Par Aurélie Deschenaux
Plonger son regard dans celui d’un inconnu, pour ensuite lui confier ses plus profondes pensées : la consultation psychologique peut être intimidante, voire anxiogène. Ajoutons à cela quatre murs, un bloc-notes, des silences redoutés, et certains préféreront renoncer à leur rendez-vous. Une psychologue romande a décidé de faire éclater le cadre traditionnel de la consultation et de proposer une démarche différente. Pour son bien-être et celui de ses clients.

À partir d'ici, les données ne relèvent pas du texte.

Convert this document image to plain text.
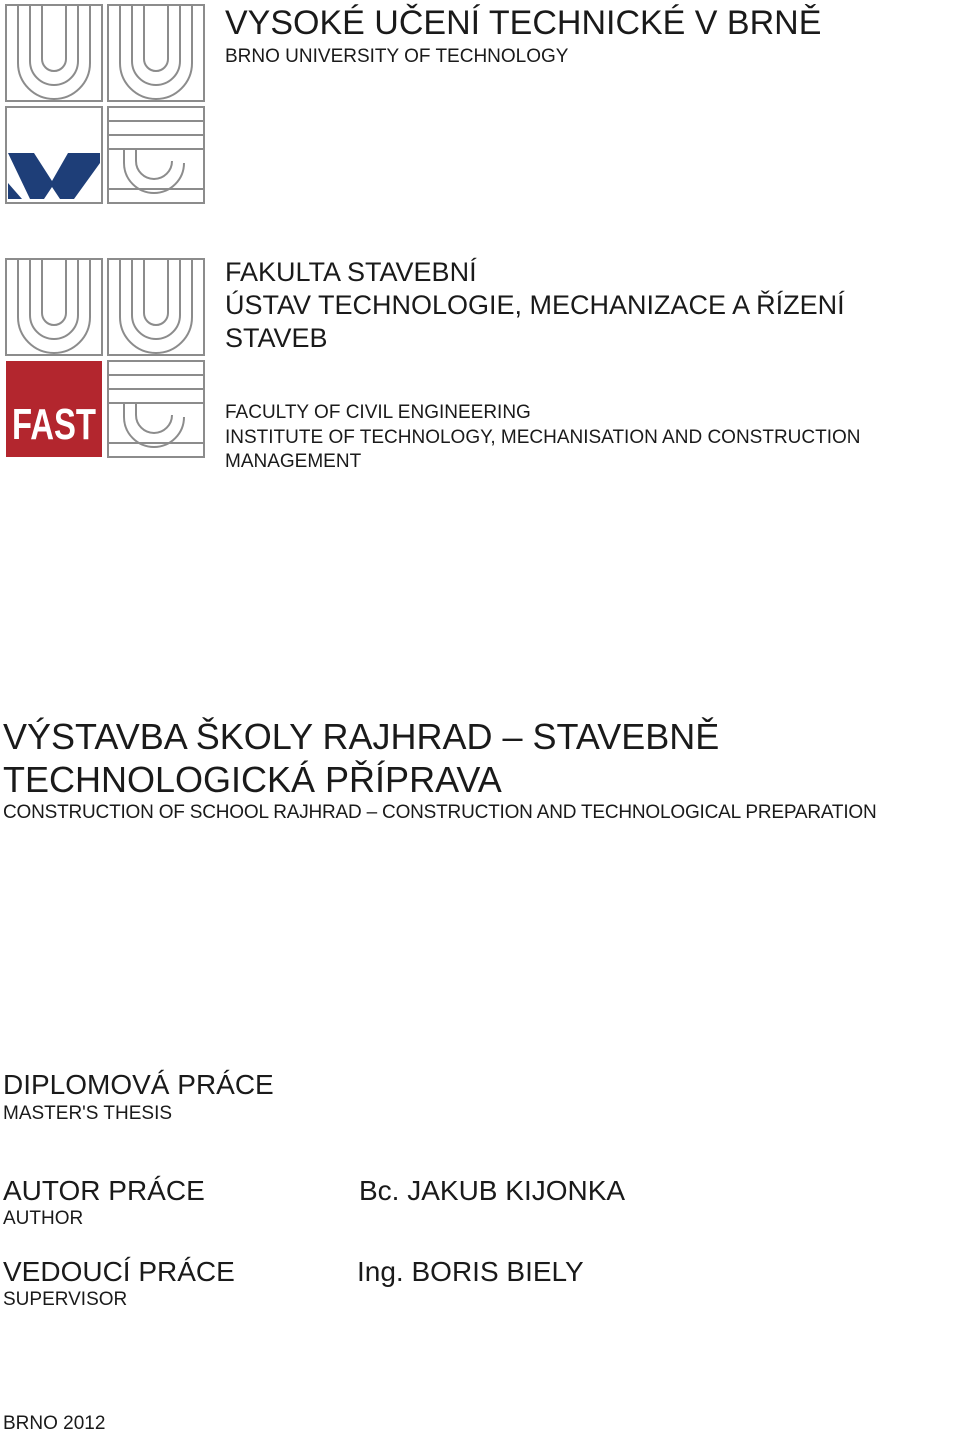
VYSOKÉ UČENÍ TECHNICKÉ V BRNĚ
BRNO UNIVERSITY OF TECHNOLOGY
FAST
FAKULTA STAVEBNÍ
ÚSTAV TECHNOLOGIE, MECHANIZACE A ŘÍZENÍ
STAVEB
FACULTY OF CIVIL ENGINEERING
INSTITUTE OF TECHNOLOGY, MECHANISATION AND CONSTRUCTION
MANAGEMENT
VÝSTAVBA ŠKOLY RAJHRAD – STAVEBNĚ
TECHNOLOGICKÁ PŘÍPRAVA
CONSTRUCTION OF SCHOOL RAJHRAD – CONSTRUCTION AND TECHNOLOGICAL PREPARATION
DIPLOMOVÁ PRÁCE
MASTER'S THESIS
AUTOR PRÁCE
AUTHOR
Bc. JAKUB KIJONKA
VEDOUCÍ PRÁCE
SUPERVISOR
Ing. BORIS BIELY
BRNO 2012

Au moment de choisir son master, Mireille Régis n’hésite pas longtemps : ce sera psychologie clinique et de la santé. Il lui permet de faire le lien entre le corps et l’esprit, dont elle aime analyser l’influence réciproque. Une fois son diplôme en poche, elle commence à travailler en tant que chargée de projet dans le domaine de la prévention. Son temps libre, elle le passe en grande partie à l’extérieur ; souvent avec des baskets de course ou des skis aux pieds. « Enfant, lorsque je rentrais de l’école, nous allions toujours nous promener, avec ma mère et notre chien. J’ai besoin d’être en contact avec la nature, ça fait partie de moi. »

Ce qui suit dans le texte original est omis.